4. Alternatief schrijversteam synthese
Wij eisen dat Gert Oostindie vervangen wordt, wij achten hem ongeschikt om de synthese te schrijven. De redenen hiervoor zijn al uitgebreid behandeld in punt 3 van de bijlage van de open brief. Hieronder kort samengevat nog eens de meeste belangrijke redenen:
- Hij erkent de problematische opzet van het onderzoek niet, hij doet de bezwaren van de open brief slechts af als ‘te bizar voor woorden’;
- Hij spreekt geen Indonesisch;
- Hij is geen Indonesië-kenner;
- Hij ziet de koloniale geweldstraditie niet als iets dat bij Nederland hoort. In zijn boek ‘Soldaat in Indonesië’ schrijft hij dat Nederland geen sterke militaire cultuur kent en betoogt dat zijn land zich vanaf begin 20e eeuw als neutrale mogendheid profileerde;
- Hij doet (publiekelijk) onverantwoorde uitspraken zoals: ‘ik ben het onderwerp zomaar ingerold,’ ‘er zijn slechte maar ook goede kanten aan kolonialisme,’ ‘Nederlandse oorlogsmisdaden moeten worden begrepen in de context van toen: bescherming van de bevolking, herstel van orde en vrede’ ‘historici mogen niet moraliseren’, ‘gelukkig kent Nederland geen ontwikkelde traditie van postkoloniale-studies’.
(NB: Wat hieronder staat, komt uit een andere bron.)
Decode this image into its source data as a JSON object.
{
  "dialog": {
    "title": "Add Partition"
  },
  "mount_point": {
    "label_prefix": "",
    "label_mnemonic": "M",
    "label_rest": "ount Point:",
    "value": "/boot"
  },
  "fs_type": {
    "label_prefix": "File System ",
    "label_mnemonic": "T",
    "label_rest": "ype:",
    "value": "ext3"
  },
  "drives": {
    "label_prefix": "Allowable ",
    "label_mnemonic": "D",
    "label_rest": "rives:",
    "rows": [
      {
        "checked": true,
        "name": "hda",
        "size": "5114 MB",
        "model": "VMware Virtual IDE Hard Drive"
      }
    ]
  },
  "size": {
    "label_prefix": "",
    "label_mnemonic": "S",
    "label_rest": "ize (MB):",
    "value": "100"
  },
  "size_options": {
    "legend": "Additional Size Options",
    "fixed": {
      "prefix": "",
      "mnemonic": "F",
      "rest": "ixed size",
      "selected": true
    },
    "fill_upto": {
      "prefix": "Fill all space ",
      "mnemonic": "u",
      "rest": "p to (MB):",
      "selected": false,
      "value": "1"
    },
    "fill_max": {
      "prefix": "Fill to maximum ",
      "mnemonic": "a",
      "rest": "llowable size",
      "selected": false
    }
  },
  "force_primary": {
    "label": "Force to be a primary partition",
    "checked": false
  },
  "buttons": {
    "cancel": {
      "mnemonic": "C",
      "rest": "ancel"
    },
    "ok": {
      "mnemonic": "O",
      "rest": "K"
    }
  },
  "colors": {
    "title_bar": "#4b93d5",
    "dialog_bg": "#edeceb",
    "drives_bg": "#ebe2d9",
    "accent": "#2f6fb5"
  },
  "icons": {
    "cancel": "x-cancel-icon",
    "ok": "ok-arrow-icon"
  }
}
- Hij heeft een verouderde, positivistische blik op geschiedschrijving en ontkent zijn eigen subjectiviteit;
Kortom: wij vinden dat iemand die niet begrijpt hoe racisme werkt, die kolonialisme en slavernij nivelleert en die niet weet wat voor verantwoordelijkheden zijn privileges met zich meebrengen, ongeschikt is om de samenvatting van een onderzoek over koloniaal geweld te schrijven. We stellen voor dat een onafhankelijk onderzoeksteam de synthese schrijft, bestaande uit Nederlandse maar vooral Indonesische onderzoekers die vanuit een dekoloniaal perspectief te werk gaan. We denken hierbij aan onderzoekers als Rushdy Hoesein, Fia Hamid-Walker, Ady Setyawan, Yongky Gigih Prasisko, Jan Breman, Ewald van Vugt, Sandew Hira. De exacte samenstelling van het schrijversteam staat nog niet vast, maar het moet duidelijk zijn dat degenen die de synthese schrijven niet deelnemen aan het onderzoek.
Conclusie
Tot slot de vraag wat er gedaan wordt met onze bezwaren. De open brief werd al in november 2017 verstuurd maar anderhalf jaar later vormt kolonialisme nog steeds geen overkoepelend thema in de opzet. Daarnaast zijn diverse punten uit de open brief nooit beantwoord, ook niet tijdens het rondetafelgesprek. Denk aan punt 10 van de bijlage over vergelijkend onderzoek, punt 12 over de wet van 1971, punt 13 dat gaat over Indonesië-weigeraars. En niet te vergeten onze serieuze bezwaren tegen de betrokkenheid van oud-generaal de Kruif als ‘expert’ in de wetenschappelijke adviescommissie. Wij zouden graag zien dat de opzet ook daadwerkelijk aangepast wordt. Daarom verwachten wij een duidelijk antwoord op de vraag: wordt onze kritiek ter harte genomen en krijgt 350 jaar koloniale uitbuiting vanaf nu wel een prominente plek in het onderzoek?